Clinton slips into the red
Clinton Cards was one of the day’s biggest fallers yesterday after the retailer revealed the integration of its new charge, Birthdays, was running five months behind schedule and announcing a slump in recent sales.
The company posted a loss of £10.4m on sales of £250.5m in the six months to 31 July. Like-for-like sales were down 1.3 per cent at Clinton stores and 1.5 per cent at Birthdays over the period.
Shares slipped 4 per cent to close at 65p after the card retailer admitted that the restructuring and repositioning of the business was “taking longer to achieve than originally anticipated”.

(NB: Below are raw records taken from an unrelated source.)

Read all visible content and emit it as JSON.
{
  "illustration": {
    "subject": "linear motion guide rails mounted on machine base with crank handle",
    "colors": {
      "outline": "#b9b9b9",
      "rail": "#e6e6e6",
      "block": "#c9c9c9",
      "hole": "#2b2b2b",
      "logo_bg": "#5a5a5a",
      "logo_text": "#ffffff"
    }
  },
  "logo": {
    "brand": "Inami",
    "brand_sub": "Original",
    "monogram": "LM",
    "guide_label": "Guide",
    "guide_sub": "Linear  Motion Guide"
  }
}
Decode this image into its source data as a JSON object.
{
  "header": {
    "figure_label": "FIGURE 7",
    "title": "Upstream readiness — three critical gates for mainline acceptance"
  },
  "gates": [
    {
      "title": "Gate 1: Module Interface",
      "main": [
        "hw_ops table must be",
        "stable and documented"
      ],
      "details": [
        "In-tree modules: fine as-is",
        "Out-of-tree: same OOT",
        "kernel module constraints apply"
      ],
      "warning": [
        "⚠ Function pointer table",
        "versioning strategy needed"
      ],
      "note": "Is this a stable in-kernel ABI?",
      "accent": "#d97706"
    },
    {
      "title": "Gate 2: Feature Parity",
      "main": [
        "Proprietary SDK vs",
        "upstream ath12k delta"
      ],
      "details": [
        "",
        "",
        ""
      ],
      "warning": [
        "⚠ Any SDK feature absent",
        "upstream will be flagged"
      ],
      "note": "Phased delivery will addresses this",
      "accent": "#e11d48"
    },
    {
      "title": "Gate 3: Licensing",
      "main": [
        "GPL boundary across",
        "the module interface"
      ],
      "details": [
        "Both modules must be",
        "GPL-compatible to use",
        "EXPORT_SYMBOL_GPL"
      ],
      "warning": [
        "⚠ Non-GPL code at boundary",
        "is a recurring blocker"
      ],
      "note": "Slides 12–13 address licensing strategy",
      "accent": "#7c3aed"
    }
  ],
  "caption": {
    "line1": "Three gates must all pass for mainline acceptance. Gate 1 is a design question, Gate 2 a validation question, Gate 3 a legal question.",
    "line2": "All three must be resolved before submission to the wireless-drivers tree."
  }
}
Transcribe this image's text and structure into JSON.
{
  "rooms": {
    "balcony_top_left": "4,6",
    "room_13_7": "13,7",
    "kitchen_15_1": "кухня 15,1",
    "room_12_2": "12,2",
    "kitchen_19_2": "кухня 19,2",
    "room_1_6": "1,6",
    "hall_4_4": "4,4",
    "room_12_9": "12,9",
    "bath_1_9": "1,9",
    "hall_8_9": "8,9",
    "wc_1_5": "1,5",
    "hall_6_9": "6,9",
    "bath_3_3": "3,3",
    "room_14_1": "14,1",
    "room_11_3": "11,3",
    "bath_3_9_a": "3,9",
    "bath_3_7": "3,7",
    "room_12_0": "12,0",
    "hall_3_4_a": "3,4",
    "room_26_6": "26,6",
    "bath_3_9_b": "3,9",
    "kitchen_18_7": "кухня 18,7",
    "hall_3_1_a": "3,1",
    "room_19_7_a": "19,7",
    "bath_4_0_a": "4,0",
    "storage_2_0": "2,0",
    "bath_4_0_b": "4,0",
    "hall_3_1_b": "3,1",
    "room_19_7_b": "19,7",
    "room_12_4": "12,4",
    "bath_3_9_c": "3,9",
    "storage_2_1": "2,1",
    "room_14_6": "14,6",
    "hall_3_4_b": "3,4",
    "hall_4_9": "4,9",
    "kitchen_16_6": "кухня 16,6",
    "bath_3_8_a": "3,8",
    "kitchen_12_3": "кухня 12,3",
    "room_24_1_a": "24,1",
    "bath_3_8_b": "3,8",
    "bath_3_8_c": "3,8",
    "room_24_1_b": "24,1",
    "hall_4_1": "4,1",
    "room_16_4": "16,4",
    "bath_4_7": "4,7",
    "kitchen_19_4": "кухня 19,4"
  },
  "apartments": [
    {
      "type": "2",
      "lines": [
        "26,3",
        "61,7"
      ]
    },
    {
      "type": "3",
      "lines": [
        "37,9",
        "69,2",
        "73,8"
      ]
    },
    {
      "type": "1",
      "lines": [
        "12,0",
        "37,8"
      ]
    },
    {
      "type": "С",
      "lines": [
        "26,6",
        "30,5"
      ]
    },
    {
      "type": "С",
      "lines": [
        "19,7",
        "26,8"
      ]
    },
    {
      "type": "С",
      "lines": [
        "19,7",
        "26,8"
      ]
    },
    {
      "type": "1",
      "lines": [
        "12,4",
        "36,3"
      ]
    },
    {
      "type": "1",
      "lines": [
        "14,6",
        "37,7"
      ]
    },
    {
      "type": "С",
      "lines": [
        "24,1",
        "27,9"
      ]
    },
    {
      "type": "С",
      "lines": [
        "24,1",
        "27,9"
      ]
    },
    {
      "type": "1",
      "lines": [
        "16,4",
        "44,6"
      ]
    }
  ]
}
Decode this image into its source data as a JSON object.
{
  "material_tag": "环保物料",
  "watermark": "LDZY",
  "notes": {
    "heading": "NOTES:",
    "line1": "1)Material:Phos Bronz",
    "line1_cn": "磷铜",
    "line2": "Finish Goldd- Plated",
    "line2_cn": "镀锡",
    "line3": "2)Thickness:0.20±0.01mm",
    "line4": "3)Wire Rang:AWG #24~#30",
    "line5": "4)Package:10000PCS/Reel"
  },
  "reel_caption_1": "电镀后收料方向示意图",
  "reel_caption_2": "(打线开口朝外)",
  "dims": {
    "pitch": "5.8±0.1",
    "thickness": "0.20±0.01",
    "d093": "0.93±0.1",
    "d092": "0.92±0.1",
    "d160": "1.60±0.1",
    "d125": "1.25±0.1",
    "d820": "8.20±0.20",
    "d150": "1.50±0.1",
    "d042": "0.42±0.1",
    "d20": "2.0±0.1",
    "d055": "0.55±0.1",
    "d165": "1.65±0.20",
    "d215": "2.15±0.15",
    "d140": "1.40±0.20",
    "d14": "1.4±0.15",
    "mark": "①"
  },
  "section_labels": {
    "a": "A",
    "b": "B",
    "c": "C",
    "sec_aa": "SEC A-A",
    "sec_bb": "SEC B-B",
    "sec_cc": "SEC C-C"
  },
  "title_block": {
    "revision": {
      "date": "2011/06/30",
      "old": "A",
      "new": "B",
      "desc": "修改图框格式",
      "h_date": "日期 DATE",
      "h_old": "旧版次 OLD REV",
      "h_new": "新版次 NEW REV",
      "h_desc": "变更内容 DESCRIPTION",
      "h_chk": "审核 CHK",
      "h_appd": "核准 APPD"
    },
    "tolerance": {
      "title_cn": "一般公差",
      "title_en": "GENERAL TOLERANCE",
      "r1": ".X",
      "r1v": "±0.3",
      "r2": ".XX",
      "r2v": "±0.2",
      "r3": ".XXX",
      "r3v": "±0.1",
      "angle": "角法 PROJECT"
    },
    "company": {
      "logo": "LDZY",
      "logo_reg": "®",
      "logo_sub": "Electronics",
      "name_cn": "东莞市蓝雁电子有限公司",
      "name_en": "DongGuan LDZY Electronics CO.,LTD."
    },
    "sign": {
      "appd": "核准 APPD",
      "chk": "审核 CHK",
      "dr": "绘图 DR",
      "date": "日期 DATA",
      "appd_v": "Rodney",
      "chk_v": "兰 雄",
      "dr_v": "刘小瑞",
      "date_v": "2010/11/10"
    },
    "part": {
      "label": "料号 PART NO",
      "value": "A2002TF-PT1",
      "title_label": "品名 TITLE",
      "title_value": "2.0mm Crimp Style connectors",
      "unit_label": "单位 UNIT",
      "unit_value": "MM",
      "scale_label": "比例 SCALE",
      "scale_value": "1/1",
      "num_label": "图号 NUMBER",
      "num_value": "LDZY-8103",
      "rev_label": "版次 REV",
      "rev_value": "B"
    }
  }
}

Clinton acquired the Scottish value card retailer for an estimated £90m last December. Managing director Clinton Lewin said the merger was running behind schedule due to problems associated with relocating the Glasgow based head office, hiring new staff as well as IT and supplier issues.
“We are very happy with the acquisition,” Lewin said. “But we are five months behind where we would have liked to have been.”
The difficulties absorbing the new business came as trading slowed at the core chain. Like-for-like sales at Clinton Cards were down 3.1 per cent in the 12 weeks to 23 October.
However the birthdays business showed signs that new ranges being introduced were having the desired effect with like-for-like sales up 5.4 per cent over the period.
Lewin said the weak trading environment had encouraged it to press ahead with rationalising the enlarged store base with plans to close up to 45 marginal outlets in the second half.
Seymour Pierce analyst Rhys Williams said: “Overall a disappointing performance, with the Birthday acquisition taking longer to turnaround than originally expected and its Clinton brand continuing to struggle.”